PTSD is short for post-traumatic stress disorder. PTSD is a mental health condition that can develop after you experience something particularly frightening or shocking. You may develop PTSD shortly after the unsettling event, but PTSD can also develop years later.
PTSD is characterized by:
- Avoiding situations that remind you of the trauma
- A constant feeling of arousal or reactivity
- Re-experiencing the trauma (in the form of flashbacks or nightmares)
- Mood symptoms and negative emotions
To be diagnosed with PTSD, symptoms must persist for over one month.
Physiologically, people with PTSD may show an increase in heart rate and blood pressure.
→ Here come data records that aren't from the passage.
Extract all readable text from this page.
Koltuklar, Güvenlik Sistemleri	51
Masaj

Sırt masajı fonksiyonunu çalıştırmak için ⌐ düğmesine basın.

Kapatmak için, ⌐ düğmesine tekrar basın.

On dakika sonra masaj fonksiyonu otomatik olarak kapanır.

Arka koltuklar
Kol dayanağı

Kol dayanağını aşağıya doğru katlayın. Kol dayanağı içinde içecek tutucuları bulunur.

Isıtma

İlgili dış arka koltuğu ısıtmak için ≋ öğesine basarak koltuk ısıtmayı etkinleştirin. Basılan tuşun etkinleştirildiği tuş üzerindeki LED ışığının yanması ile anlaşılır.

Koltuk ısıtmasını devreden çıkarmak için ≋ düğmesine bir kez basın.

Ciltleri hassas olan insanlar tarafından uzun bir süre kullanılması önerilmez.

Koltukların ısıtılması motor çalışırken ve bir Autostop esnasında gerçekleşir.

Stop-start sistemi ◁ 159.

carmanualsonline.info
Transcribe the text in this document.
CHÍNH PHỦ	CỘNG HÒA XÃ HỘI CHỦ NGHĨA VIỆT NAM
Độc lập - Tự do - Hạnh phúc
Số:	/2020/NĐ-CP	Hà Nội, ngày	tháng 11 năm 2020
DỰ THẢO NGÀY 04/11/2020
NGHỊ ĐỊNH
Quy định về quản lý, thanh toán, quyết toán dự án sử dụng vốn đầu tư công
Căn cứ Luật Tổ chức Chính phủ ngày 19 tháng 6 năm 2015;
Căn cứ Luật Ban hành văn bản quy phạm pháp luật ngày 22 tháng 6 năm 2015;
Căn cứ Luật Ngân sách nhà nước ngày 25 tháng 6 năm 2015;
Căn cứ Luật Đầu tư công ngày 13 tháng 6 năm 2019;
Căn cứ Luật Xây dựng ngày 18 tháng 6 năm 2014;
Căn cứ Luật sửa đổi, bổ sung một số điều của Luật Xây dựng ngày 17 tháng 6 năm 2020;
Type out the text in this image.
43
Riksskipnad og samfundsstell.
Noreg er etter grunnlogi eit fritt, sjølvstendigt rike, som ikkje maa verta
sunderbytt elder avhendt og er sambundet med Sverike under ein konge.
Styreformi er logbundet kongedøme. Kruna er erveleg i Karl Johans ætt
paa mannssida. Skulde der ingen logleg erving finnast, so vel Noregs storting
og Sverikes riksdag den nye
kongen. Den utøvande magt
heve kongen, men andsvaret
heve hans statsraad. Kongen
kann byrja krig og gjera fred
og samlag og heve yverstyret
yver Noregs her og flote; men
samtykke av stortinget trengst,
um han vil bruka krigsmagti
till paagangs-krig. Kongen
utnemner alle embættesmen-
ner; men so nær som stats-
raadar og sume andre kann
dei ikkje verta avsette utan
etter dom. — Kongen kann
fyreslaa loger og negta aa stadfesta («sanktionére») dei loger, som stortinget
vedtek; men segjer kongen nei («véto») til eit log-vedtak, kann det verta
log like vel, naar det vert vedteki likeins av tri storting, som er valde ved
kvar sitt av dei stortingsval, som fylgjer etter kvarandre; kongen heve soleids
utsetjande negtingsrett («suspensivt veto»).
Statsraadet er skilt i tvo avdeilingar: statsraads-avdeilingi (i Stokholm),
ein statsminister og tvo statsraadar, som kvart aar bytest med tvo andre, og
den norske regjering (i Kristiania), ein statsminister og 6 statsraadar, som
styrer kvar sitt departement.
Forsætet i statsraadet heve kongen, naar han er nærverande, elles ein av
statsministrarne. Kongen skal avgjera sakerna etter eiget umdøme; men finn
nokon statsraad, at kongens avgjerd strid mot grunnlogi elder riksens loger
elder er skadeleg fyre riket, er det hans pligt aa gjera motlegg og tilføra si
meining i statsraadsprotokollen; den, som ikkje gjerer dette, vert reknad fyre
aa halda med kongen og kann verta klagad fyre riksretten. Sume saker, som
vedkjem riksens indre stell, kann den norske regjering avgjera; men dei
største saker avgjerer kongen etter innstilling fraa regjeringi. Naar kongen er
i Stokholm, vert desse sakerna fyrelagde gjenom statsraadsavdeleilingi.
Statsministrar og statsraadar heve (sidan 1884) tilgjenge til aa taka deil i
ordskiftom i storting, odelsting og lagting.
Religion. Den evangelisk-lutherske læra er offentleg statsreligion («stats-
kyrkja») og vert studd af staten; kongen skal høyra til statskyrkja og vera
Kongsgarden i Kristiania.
They may also experience physical changes in the brain, including a decrease in GABA, an increase in glutamate, lowered serotonin levels, and an overly reactive amygdala.
At one time, PTSD was referred to as shell-shock since soldiers often experience PTSD after their time in military service. However, we now recognize that PTSD can develop due to any traumatic event, not just war.
Who Is at Risk of Developing PTSD?
Anyone can develop PTSD. This disorder affects men, women, and children every day. About 15 million adults have PTSD during any given year.
It’s important to remember that developing PTSD and seeking treatment for it is not a sign of weakness. On the contrary, therapy can help people learn to manage their PTSD symptoms over time.